La Chine

Vieille de plusieurs millénaires, la Chine se considère jusqu’au XIXe siècle comme « l’Empire du milieu » qui, tout en réalisant quelque 30 % du PNB mondial (mais dans un monde non globalisé), estime ne pas avoir besoin d’être en relation avec les autres parties du monde. Mais les Européens profitent des affrontements internes qui entraînent, à partir de la seconde moitié du XIXe siècle, l’affaiblissement de la Chine. Ils la mettent sous tutelle, lui imposent un dépeçage partiel, des « traités inégaux » et des concessions, zones qui échappent à la souveraineté chinoise. Les Chinois en ressentent une profonde humiliation que la brutale agression japonaise de 1937, prélude à la Seconde Guerre mondiale, ne fait qu’exacerber.

D’économique, la rivalité
avec les États-Unis pourrait
devenir stratégique

C’est en s’appuyant sur la paysannerie misérable mais aussi, largement, en jouant sur la fibre nationaliste, que le communiste Mao Zedong parvient à prendre le pouvoir en 1949 à l’issue de plusieurs années de combats. Les dirigeants nationalistes anticommunistes se réfugient alors à Taïwan où ils fondent un régime protégé par les Américains. C’est en vertu de ce nationalisme que Mao rompt avec l’Union soviétique en 1961 : Pékin n’accepte plus d’être sous la domination – même indirecte – de Moscou, leader du bloc communiste. Après la mort de Mao, à partir de 1978, la Chine se lance sous l’impulsion de Deng Xiaoping dans une politique dite d’économie socialiste de marché, conjuguant contrôle politique du Parti communiste, capitalisme sauvage, et ouverture économique au monde. Aujourd’hui, après avoir récupéré Hong Kong et Macao, l’un des objectifs de la Chine reste la réunification avec l’île de Taïwan, ou en tout cas d’empêcher la reconnaissance de son indépendance.

Géant démographique (1,4 milliard d’habitants) et territorial, le poids de la Chine est renforcé par une croissance ininterrompue depuis près de trente-cinq ans. Elle est aujourd’hui un géant économique, prototype de la puissance « émergente » (en fait émergée) et pourrait prochainement dépasser les États-Unis après avoir dépassé le Japon en 2011. Elle est très intégrée dans la mondialisation, dont elle tire un immense profit par ses avantages comparatifs monétaires, sociaux et autres, sans en respecter complètement les règles. C’est ce pays qui est sorti le plus rapidement de la crise de 2008.

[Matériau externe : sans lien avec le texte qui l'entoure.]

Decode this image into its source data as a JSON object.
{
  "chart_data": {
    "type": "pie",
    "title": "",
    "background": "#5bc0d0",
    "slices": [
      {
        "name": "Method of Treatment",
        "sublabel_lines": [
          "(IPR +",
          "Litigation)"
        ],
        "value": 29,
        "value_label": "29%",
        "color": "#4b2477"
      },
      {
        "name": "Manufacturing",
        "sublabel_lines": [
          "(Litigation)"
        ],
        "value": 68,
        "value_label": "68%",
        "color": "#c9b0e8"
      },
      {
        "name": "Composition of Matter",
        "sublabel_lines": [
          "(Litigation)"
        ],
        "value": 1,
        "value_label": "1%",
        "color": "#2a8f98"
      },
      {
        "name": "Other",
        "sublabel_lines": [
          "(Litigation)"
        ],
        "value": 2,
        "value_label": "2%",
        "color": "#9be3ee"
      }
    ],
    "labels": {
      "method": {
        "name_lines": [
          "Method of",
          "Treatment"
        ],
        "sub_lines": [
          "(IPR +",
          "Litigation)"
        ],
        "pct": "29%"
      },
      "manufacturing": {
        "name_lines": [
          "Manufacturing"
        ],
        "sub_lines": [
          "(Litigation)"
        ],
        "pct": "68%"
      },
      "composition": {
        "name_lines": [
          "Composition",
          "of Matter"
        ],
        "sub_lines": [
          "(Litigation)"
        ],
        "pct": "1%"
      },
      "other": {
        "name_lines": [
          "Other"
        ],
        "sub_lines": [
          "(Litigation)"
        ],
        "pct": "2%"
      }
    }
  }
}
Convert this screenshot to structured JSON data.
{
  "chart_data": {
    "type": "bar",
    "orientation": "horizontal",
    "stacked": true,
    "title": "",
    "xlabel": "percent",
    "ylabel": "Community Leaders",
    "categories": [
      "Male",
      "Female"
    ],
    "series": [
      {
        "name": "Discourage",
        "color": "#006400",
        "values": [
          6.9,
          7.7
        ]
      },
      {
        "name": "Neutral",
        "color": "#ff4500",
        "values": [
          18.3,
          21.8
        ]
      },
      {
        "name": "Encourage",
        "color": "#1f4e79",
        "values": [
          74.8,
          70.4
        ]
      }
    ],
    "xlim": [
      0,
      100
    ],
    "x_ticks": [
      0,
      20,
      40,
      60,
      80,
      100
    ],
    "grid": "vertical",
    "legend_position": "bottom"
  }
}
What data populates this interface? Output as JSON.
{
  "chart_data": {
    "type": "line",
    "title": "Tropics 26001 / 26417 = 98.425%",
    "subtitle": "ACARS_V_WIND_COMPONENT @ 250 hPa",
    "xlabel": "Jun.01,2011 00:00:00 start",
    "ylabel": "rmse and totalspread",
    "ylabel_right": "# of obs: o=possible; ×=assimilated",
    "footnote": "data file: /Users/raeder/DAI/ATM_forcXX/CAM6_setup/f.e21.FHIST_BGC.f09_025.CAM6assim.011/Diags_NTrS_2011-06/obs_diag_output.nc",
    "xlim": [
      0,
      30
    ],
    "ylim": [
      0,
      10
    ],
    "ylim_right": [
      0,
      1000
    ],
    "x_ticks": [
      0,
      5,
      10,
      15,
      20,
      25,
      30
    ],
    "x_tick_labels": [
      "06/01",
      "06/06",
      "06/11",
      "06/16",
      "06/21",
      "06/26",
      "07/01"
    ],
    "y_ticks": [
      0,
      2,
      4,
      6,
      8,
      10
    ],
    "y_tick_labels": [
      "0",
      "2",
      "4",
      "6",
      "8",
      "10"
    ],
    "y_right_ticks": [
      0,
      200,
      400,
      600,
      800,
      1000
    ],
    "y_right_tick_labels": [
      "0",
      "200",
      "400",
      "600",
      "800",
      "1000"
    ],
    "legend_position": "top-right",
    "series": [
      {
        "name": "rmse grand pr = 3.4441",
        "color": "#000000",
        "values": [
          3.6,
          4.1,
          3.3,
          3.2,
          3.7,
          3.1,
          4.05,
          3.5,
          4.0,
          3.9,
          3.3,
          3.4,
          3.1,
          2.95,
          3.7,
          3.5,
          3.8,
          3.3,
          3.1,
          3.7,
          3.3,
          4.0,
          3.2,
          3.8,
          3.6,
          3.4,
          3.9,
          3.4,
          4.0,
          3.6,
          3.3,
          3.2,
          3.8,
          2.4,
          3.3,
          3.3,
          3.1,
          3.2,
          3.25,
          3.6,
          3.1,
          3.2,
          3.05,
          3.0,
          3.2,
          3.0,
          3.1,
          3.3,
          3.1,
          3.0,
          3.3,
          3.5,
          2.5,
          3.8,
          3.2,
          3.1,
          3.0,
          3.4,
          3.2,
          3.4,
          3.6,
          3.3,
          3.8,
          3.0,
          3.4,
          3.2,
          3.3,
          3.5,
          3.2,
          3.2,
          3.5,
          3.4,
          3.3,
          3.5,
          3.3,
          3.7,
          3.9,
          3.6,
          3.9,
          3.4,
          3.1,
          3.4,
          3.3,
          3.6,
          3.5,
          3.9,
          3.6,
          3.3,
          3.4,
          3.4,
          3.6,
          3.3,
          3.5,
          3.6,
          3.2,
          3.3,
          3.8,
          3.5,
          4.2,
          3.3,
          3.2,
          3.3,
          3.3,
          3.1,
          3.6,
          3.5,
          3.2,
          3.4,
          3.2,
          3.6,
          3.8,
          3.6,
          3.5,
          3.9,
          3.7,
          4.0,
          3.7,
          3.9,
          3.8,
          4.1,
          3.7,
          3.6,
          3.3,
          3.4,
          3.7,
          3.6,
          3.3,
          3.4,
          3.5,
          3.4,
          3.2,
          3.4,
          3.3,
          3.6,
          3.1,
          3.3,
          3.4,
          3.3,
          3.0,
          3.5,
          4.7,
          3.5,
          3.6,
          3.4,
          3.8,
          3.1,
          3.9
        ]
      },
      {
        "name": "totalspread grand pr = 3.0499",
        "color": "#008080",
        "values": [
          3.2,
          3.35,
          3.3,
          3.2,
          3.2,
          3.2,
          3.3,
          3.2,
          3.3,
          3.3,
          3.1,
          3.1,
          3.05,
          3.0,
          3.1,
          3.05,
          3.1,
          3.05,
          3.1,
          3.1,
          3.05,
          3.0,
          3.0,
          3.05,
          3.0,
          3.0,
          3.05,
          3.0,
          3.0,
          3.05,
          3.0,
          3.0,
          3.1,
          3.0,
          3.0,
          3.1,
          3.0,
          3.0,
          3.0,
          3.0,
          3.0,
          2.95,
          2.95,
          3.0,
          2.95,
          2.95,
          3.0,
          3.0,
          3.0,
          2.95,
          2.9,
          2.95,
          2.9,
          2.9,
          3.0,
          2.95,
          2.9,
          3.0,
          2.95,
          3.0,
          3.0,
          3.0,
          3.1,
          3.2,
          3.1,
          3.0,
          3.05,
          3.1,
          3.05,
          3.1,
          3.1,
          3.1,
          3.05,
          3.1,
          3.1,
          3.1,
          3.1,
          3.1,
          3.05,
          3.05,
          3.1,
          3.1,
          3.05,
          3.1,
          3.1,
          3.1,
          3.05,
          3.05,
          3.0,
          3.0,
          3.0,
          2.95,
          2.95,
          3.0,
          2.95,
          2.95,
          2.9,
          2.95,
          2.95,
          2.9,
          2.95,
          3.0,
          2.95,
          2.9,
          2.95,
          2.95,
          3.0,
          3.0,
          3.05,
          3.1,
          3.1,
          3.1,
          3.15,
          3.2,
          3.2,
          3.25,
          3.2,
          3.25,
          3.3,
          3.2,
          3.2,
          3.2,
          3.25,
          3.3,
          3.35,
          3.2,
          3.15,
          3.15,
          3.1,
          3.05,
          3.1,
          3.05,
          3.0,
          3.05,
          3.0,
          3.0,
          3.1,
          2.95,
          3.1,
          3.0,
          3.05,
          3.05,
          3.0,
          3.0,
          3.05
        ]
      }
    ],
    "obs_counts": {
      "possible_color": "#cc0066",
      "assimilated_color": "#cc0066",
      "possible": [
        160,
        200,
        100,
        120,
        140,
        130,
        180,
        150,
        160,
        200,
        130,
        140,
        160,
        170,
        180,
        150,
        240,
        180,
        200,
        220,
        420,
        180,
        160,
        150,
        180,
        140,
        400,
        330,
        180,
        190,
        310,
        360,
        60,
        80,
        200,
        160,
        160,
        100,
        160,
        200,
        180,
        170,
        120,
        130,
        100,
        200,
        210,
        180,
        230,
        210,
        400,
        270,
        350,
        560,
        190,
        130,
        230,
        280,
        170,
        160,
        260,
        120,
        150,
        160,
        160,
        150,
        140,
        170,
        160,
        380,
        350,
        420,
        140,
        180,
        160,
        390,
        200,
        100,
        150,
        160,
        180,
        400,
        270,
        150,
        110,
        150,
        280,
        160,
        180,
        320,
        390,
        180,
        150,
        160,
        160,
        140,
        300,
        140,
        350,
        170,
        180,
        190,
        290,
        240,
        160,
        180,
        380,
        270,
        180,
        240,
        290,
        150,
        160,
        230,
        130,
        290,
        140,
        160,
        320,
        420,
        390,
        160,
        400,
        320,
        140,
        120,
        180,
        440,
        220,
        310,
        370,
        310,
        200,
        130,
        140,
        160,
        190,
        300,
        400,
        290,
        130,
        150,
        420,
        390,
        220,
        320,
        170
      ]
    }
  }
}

Les plaies du passé, les crimes commis par les Japonais de 1937 à 1945, n’ont pas été refermées, ce qui explique la relation difficile entre Pékin et Tokyo. Contrairement à l’URSS de la guerre froide, la Chine ne conteste pas le modèle américain de l’économie de marché. Elle veut simplement prendre la tête de la compétition. Certains cercles américains voient dans la Chine un rival stratégique, voire une menace pour Taïwan, pour le Japon, pour les approvisionnements énergétiques, pour les États-Unis eux-mêmes. Quant à ses relations avec la Russie, la Chine les aborde sans complexe, estimant l’avoir dépassée dans tous les domaines. Elle s’intéresse aujourd’hui à l’Afrique – où elle n’a pas de passé, et donc de passif, colonial – et à l’Amérique latine pour s’assurer de l’énergie et des matières premières qui lui manquent. Soucieuse de prévenir l’inquiétude que suscite sa puissance nouvelle, elle affirme que son émergence sera pacifique.

Va-t-elle continuer sa progression, malgré l’aggravation des tensions sociales et écologiques ? Le développement de la société civile (600 millions d’internautes) entraînera une modification de la nature du régime ? Se satisfera-t-elle de retrouver une place de premier plan ou voudra-t-elle exercer une politique de domination ?

Le président Xi Jinping, arrivé au pouvoir en 2013, troisième leader depuis Deng Xiaoping, a très vite renforcé son pouvoir. Il veut garder le contrôle politique du parti et du pays, maintenir une croissance élevée malgré son ralentissement, traiter sérieusement les problèmes de pollution et affirmer beaucoup plus nettement la Chine sur la scène internationale et d’abord en Asie, ce qui inquiète ses voisins.